When you eat can be as important as what you eat. Courtney Peterson, PhD, of the University of Alabama, Birmingham, reported on her experiments with early time-restricted feeding (eTRF). The idea of eTRF is to “eat in sync with our biological clocks (or circadian rhythms) by eating early in the day.” The style of eating “has already been shown to reverse or prevent diabetes/insulin resistance, high cholesterol levels, inflammation, and obesity in rodents,” she writes. “Now we are testing it in humans. In her studies, subjects fast for 14 or more hours a day. Nearly all eating is done in the morning; nothing is eaten after 3 PM, as some religious orders have long practiced. The morning eaters have had better insulin sensitivity, lower blood pressure and less hunger than those who ate later. According to Dr. Peterson, “If you eat late at night, it’s bad for your metabolism. Our bodies are optimized to do certain things at certain times of the day.”
She reported that on the oral glucose tolerance test (OGTT), used to diagnose diabetes, some people have prediabetes in the morning but diabetes in the afternoon. In studies, mice who ate at night gained more weight than those who ate the same food in daytime. Also in studies, after one week, women who ate big breakfasts and small dinners had lower insulin and glucose levels; they felt less hunger and lost weight.

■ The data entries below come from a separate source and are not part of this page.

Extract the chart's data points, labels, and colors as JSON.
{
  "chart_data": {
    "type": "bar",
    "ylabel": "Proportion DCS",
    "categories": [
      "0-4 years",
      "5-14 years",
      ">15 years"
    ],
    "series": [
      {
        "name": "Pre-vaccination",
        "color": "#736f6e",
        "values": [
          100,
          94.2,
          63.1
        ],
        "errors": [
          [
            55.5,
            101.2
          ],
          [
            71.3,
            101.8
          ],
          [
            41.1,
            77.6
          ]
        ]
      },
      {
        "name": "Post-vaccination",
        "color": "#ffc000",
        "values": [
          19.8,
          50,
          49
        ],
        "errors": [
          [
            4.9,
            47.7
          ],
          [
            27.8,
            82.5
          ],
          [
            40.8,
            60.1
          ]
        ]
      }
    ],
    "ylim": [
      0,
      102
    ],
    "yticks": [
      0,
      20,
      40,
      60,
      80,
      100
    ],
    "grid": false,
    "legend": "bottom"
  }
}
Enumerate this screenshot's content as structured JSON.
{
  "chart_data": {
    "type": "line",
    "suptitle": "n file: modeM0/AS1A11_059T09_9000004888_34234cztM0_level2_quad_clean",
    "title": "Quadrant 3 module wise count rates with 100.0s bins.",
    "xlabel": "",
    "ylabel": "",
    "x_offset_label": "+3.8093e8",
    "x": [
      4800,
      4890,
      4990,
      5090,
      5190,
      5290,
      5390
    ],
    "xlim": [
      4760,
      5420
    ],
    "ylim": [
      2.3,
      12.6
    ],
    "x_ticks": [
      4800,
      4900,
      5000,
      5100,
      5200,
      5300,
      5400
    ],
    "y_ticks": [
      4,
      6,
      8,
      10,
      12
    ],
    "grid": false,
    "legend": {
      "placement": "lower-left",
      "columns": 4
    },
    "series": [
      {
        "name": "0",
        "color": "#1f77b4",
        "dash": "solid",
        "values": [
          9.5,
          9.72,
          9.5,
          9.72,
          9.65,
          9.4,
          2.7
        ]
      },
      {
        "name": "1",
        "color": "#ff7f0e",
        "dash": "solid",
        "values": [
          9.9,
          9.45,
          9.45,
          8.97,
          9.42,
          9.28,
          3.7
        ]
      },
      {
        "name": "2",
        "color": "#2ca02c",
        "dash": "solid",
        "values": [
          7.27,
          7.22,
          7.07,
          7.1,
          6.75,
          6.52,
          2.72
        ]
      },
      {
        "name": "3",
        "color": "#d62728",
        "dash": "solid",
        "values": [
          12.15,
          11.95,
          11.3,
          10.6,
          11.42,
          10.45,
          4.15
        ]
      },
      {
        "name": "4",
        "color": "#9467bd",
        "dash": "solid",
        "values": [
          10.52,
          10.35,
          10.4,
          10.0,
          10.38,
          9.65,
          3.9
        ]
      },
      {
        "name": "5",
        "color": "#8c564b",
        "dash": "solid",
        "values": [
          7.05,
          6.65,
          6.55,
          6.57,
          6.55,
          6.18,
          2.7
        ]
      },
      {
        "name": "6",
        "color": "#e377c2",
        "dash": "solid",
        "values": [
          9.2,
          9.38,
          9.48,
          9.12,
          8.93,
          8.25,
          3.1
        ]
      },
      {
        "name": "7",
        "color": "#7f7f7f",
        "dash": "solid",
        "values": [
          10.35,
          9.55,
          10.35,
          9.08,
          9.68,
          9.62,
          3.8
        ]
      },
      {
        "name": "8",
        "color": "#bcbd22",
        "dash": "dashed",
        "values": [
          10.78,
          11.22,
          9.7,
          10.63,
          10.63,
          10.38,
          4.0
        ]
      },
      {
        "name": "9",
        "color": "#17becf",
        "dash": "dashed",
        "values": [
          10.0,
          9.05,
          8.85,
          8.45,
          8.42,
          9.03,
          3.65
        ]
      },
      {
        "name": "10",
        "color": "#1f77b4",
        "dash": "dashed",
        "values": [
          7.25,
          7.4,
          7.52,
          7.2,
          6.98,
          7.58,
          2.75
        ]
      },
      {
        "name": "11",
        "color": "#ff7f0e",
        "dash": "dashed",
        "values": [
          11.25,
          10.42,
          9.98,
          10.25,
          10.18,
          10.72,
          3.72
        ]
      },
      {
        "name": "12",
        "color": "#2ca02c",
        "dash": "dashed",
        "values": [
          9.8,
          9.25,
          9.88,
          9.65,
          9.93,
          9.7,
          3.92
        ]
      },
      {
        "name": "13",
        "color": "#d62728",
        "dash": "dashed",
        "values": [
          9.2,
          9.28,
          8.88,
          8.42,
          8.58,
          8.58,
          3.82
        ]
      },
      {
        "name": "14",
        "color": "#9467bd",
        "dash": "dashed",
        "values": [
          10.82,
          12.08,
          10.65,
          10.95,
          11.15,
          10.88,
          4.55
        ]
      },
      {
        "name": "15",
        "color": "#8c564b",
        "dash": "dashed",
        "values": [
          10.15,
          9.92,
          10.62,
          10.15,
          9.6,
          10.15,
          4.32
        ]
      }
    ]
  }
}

Other forms of intermittent fasting also show promise. Rona Antoni, PhD, of the University of Surrey reported that fasting plans like 5:2, in which people eat normally for five days and have two days of very low intake, can cause equal amounts of weight loss, and possibly healthier weight loss — losing more fat and less muscle mass — than constant restricted eating.
Dr. Antoni cautioned that more human studies are needed. And Dr. Peterson advised, “What you eat still matters more,” cautioning that diabetes medications will need to be changed and monitored when people start a time-restricted eating or intermittent fasting plan.